Abstract
Hyponatremia is the most common electrolyte disorder and is associated with serious neurologic sequelae and increased mortality. Conventional treatment options for hyponatremia, such as fluid restriction, hypertonic saline, loop diuretics, demeclocycline or urea, are ineffective in the long-term. The present review considers the role of vasopressin receptor inhibitors (vaptans), focusing on lixivaptan, in the treatment of patients with euvolemic or hypervolemic hyponatremia. Lixivaptan is an oral selective V2 receptor inhibitor, which produces a significantly greater increase of serum sodium levels compared with placebo. These effects seem promising, but more trials are needed to examine whether the beneficial effect of lixivaptan on serum sodium concentration translates into clinical benefit in these patient populations.

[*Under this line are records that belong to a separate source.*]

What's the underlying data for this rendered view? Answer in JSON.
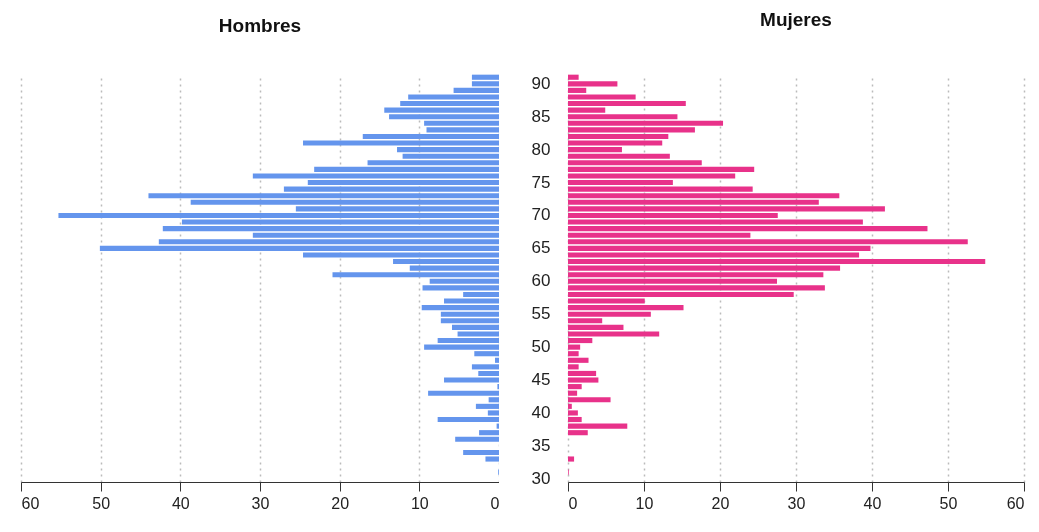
{
  "chart_data": [
    {
      "type": "bar",
      "orientation": "horizontal",
      "title": "Hombres",
      "color": "#6495ed",
      "xlim": [
        60,
        0
      ],
      "xticks": [
        0,
        10,
        20,
        30,
        40,
        50,
        60
      ],
      "grid": "x",
      "tick_labels": "x",
      "categories": [
        null,
        "90",
        null,
        null,
        null,
        null,
        "85",
        null,
        null,
        null,
        null,
        "80",
        null,
        null,
        null,
        null,
        "75",
        null,
        null,
        null,
        null,
        "70",
        null,
        null,
        null,
        null,
        "65",
        null,
        null,
        null,
        null,
        "60",
        null,
        null,
        null,
        null,
        "55",
        null,
        null,
        null,
        null,
        "50",
        null,
        null,
        null,
        null,
        "45",
        null,
        null,
        null,
        null,
        "40",
        null,
        null,
        null,
        null,
        "35",
        null,
        null,
        null,
        null,
        "30"
      ],
      "values": [
        3.4,
        3.4,
        5.7,
        11.4,
        12.4,
        14.4,
        13.8,
        9.4,
        9.1,
        17.1,
        24.6,
        12.8,
        12.1,
        16.5,
        23.2,
        30.9,
        24.0,
        27.0,
        44.0,
        38.7,
        25.5,
        55.3,
        39.8,
        42.2,
        30.9,
        42.7,
        50.1,
        24.6,
        13.3,
        11.2,
        20.9,
        8.7,
        9.6,
        4.5,
        6.9,
        9.7,
        7.3,
        7.3,
        5.9,
        5.2,
        7.7,
        9.4,
        3.1,
        0.5,
        3.4,
        2.6,
        6.9,
        0.2,
        8.9,
        1.3,
        2.9,
        1.4,
        7.7,
        0.3,
        2.5,
        5.5,
        0,
        4.5,
        1.7,
        0,
        0.1,
        0
      ]
    },
    {
      "type": "bar",
      "orientation": "horizontal",
      "title": "Mujeres",
      "color": "#e8328a",
      "xlim": [
        0,
        60
      ],
      "xticks": [
        0,
        10,
        20,
        30,
        40,
        50,
        60
      ],
      "grid": "x",
      "categories": [
        null,
        "90",
        null,
        null,
        null,
        null,
        "85",
        null,
        null,
        null,
        null,
        "80",
        null,
        null,
        null,
        null,
        "75",
        null,
        null,
        null,
        null,
        "70",
        null,
        null,
        null,
        null,
        "65",
        null,
        null,
        null,
        null,
        "60",
        null,
        null,
        null,
        null,
        "55",
        null,
        null,
        null,
        null,
        "50",
        null,
        null,
        null,
        null,
        "45",
        null,
        null,
        null,
        null,
        "40",
        null,
        null,
        null,
        null,
        "35",
        null,
        null,
        null,
        null,
        "30"
      ],
      "values": [
        1.4,
        6.5,
        2.4,
        8.9,
        15.5,
        4.9,
        14.4,
        20.4,
        16.7,
        13.2,
        12.4,
        7.1,
        13.4,
        17.6,
        24.5,
        22.0,
        13.8,
        24.3,
        35.7,
        33.0,
        41.7,
        27.6,
        38.8,
        47.3,
        24.0,
        52.6,
        39.8,
        38.3,
        54.9,
        35.8,
        33.6,
        27.5,
        33.8,
        29.7,
        10.1,
        15.2,
        10.9,
        4.5,
        7.3,
        12.0,
        3.2,
        1.6,
        1.4,
        2.7,
        1.4,
        3.7,
        4.0,
        1.8,
        1.2,
        5.6,
        0.5,
        1.3,
        1.8,
        7.8,
        2.6,
        0,
        0,
        0,
        0.8,
        0,
        0.1,
        0
      ]
    }
  ]
}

Financial & competing interests disclosure
This review was conducted independently; no company or institution supported it financially. The authors have given talks, attended conferences and participated in trials and advisory boards sponsored by various pharmaceutical companies. The authors have no relevant affiliations or financial involvement with any organization or entity with a financial interest in or financial conflict with the subject matter or materials discussed in the manuscript. This includes employment, consultancies, honoraria, stock ownership or options, expert testimony, grants or patents received or pending, or royalties.
No writing assistance was utilized in the production of this manuscript.
Key issues
Hyponatremia is the most common electrolyte disorder in both hospitalized patients and community subjects and is associated with serious neurological sequelae and increased mortality.
Conventional treatment options for hyponatremia, such as fluid restriction, hypertonic saline, loop diuretics, demeclocycline or urea, have been proven inefficient in the long term or difficult to sustain.
The selective V2-receptor antagonists, also called ‘vaptans,’ represent the first targeted therapy of hyponatremia.
These agents correct hyponatremia by producing a selective water diuresis without affecting sodium and potassium excretion (aquaretics).
Lixivaptan is an oral selective V2-receptor antagonist, which effectively improves serum sodium concentrations compared with placebo in patients with euvolemic or hypervolemic hyponatremia.
More research is needed to examine if the beneficial effects of lixivaptan on the serum sodium concentration lead to decreased morbidity or mortality in patients with hyponatremia.